Nigeria’s economic challenges and reforms
Nigeria, the most populous nation in Africa and one of the top oil producers in the world, has been facing economic challenges due to a decline in oil production, high inflation, currency devaluation, and security issues. The IMF expects Nigeria’s GDP growth to decline from 3.3 percent in 2022 to 2.9 percent in 2023 and 3.1 percent in 2024, with the negative effects of high inflation on consumption taking hold.
However, the IMF also acknowledges that Nigeria’s President Bola Tinubu has announced significant policy changes aimed at getting the state’s finances back on track since he took office at the end of May. These include revamping the foreign-exchange system, scrapping costly gasoline subsidies, addressing dollar shortages, and boosting tax revenue. These measures are causing initial pain in Nigeria, but are expected to increasingly pay dividends going forward.
The IMF’s division chief in the research department, Daniel Leigh, told reporters at the fund’s annual meetings in Marrakech, Morocco last week that the reforms should lead to “stronger and more inclusive growth” in Nigeria.
Egypt’s currency devaluation and IMF package
Egypt, the third-largest economy in Africa and a key regional ally of the United States, has devalued its currency three times since early 2022 as it confronts a foreign-exchange crunch. The Egyptian pound has lost almost half its value against the dollar since then, making imports more expensive and hurting consumer spending.
The Egyptian government secured a $3 billion IMF package last year that requires a more flexible exchange rate, a move it is only likely to undertake after December elections in which President Abdel-Fattah El-Sisi is seeking to extend his rule until 2030. The delay has stalled IMF reviews that were initially scheduled for March and September.
The IMF expects Egypt’s GDP growth to slow down from 5.5 percent in 2022 to 4.8 percent in 2023 and 4.6 percent in 2024, but also notes that Egypt has embarked on growth-enhancing reforms such as fiscal consolidation, energy subsidy reform, and structural reforms to improve competitiveness and governance.
South Africa’s power shortages and recovery prospects
South Africa, the most diversified economy in Africa and a major exporter of minerals and metals, has been struggling with power shortages that have hampered industrial activity and investment. The state-owned power utility Eskom has been implementing rolling blackouts to cope with electricity demand exceeding supply.

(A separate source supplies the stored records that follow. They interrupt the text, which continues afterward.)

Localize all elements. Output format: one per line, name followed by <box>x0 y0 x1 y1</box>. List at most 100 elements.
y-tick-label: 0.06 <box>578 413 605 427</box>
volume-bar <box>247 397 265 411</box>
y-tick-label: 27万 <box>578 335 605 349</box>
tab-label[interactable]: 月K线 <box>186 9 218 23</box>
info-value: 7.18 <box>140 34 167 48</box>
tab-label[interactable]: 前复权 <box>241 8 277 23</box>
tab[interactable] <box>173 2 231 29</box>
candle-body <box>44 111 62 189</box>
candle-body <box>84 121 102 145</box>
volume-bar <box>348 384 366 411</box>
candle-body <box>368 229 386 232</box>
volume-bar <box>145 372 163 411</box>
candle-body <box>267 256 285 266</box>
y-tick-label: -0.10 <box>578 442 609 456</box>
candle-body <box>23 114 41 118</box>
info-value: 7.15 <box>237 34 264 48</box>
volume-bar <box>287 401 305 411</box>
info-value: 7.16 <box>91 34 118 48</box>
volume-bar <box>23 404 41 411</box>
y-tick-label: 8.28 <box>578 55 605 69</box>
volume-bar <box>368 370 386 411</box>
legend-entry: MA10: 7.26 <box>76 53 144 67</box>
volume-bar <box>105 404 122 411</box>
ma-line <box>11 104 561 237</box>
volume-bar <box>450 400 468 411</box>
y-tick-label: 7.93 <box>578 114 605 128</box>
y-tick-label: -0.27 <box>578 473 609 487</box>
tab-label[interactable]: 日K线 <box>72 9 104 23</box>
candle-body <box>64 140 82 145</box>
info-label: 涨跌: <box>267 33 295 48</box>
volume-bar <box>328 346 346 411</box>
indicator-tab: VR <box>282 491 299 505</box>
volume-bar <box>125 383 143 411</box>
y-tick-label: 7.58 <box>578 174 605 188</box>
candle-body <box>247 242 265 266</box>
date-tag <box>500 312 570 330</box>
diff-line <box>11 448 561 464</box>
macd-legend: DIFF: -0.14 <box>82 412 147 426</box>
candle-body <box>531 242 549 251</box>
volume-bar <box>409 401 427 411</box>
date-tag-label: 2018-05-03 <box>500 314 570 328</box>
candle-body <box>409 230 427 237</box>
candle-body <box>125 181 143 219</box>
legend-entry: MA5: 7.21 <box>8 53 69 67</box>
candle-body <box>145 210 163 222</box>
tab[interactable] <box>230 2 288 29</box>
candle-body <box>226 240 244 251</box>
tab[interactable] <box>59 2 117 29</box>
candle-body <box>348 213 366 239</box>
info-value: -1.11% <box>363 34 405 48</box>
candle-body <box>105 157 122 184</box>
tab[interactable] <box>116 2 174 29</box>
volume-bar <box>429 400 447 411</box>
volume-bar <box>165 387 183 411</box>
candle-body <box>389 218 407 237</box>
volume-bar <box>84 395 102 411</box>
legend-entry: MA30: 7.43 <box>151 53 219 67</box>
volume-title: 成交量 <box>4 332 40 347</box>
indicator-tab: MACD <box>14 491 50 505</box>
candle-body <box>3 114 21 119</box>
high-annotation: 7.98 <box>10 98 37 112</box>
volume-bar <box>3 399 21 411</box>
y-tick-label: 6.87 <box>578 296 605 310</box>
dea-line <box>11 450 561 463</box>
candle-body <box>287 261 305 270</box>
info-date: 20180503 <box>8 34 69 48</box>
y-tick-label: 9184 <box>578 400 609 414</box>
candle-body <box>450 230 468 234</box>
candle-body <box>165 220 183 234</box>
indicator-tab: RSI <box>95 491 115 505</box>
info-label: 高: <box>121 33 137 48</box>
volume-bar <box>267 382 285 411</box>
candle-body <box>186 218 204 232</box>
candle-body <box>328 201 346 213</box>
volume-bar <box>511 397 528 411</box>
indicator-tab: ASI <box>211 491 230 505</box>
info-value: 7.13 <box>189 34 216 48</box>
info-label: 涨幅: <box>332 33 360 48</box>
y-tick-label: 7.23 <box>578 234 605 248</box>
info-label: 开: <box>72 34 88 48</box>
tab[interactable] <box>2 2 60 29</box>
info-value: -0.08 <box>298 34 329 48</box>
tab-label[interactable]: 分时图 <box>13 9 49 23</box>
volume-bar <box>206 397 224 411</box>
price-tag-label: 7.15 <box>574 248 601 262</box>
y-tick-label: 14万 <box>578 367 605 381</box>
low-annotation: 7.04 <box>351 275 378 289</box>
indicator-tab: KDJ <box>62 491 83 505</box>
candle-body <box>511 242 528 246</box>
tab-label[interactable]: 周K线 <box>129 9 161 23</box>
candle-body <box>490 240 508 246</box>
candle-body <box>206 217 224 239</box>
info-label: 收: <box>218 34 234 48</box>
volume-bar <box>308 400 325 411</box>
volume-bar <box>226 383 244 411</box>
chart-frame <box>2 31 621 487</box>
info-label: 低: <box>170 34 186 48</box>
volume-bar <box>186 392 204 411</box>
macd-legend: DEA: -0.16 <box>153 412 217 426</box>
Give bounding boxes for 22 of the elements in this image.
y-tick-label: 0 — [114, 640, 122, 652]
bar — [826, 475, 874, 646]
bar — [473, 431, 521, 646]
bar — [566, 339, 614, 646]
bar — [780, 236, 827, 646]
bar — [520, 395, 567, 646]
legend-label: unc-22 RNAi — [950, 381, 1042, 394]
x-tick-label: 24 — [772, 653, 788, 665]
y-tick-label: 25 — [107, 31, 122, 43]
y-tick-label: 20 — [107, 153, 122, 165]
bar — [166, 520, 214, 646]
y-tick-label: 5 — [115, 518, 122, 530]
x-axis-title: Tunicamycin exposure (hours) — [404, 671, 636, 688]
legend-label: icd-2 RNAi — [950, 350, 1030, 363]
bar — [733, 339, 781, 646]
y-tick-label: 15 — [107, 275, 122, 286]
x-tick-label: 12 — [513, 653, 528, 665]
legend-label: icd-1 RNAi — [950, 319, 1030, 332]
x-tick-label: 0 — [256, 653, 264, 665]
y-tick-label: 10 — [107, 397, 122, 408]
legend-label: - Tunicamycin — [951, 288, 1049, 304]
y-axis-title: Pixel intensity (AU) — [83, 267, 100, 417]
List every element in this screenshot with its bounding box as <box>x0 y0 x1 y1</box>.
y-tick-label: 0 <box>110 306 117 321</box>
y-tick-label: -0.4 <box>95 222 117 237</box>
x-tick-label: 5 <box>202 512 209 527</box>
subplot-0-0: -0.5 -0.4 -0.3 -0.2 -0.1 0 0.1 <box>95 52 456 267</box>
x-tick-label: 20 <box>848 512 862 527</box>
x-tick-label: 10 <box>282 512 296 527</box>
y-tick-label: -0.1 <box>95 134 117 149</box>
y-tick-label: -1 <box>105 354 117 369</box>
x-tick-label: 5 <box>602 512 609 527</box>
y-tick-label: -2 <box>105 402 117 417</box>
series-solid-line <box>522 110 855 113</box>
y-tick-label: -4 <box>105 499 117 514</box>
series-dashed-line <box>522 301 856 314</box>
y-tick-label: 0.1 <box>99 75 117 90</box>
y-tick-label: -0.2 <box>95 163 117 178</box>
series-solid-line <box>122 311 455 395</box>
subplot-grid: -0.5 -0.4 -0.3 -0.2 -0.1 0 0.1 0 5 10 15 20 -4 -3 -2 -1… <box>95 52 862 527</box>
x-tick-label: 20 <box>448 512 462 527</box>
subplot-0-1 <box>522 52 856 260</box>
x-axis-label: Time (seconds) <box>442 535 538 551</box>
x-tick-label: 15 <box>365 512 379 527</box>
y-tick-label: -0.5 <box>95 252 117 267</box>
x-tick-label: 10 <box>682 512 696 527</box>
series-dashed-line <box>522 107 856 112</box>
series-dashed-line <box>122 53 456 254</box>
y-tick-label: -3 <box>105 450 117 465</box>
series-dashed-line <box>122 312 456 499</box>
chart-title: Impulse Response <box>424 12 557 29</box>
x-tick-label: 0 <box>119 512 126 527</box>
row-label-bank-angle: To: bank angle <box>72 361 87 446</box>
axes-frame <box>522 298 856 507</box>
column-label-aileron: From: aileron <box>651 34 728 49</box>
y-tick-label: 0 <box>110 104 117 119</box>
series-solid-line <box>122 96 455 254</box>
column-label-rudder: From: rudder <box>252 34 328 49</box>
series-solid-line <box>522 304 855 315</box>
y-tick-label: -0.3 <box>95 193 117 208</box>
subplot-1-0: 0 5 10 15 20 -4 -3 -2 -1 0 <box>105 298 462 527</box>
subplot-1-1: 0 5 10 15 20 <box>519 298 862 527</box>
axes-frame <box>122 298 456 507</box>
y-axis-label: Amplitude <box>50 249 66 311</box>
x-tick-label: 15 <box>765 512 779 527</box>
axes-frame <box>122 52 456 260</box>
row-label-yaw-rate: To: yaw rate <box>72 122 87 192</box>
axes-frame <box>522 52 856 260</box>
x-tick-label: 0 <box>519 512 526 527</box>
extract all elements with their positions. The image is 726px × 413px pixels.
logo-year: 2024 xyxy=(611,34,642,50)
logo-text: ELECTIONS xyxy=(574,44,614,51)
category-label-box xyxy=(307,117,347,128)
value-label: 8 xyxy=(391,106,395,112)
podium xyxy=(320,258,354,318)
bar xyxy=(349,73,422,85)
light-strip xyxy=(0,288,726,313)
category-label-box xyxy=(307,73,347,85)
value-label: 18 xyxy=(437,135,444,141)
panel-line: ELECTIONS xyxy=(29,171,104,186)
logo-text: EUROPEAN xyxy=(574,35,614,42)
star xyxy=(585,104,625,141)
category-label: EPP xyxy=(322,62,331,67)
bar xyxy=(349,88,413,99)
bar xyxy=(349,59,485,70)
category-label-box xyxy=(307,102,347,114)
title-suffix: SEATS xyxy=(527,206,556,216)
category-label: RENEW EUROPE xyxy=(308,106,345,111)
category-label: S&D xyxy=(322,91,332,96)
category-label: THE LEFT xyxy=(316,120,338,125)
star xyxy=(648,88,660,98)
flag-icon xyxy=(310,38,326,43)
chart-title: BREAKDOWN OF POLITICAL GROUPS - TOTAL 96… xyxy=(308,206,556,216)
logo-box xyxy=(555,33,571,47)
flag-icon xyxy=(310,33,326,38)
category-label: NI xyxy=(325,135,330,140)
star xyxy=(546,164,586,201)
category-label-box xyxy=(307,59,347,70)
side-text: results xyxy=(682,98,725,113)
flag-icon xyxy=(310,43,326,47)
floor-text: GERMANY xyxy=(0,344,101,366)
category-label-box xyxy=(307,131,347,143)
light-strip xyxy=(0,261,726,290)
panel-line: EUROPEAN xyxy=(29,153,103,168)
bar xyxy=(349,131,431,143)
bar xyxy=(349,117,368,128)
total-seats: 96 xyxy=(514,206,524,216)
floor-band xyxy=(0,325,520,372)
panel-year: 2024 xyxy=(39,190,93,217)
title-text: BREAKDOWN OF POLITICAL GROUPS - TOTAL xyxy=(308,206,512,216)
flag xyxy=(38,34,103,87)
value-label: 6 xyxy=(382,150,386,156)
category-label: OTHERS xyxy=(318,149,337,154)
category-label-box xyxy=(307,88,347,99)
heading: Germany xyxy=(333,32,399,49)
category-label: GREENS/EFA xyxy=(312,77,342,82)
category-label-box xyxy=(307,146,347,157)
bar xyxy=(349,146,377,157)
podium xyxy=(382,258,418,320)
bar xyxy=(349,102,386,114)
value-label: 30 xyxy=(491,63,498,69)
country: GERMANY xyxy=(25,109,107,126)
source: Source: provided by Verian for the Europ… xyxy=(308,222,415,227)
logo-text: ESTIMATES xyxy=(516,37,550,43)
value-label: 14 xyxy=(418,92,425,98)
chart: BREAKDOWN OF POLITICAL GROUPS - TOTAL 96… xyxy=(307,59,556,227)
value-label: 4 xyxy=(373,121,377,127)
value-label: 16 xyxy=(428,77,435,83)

The IMF projects South Africa’s GDP growth to decline from 1.9 percent in 2022 to 0.9 percent in 2023, with the decline reflecting power shortages. However, the IMF also revised its forecast upward by 0.6 percentage points thanks to the intensity of power shortages in the second quarter of 2023 being lower than expected.
The IMF also says that South Africa has some potential upside risks to its growth outlook if structural reforms are implemented to address electricity constraints, improve public finances, strengthen governance, and enhance competitiveness.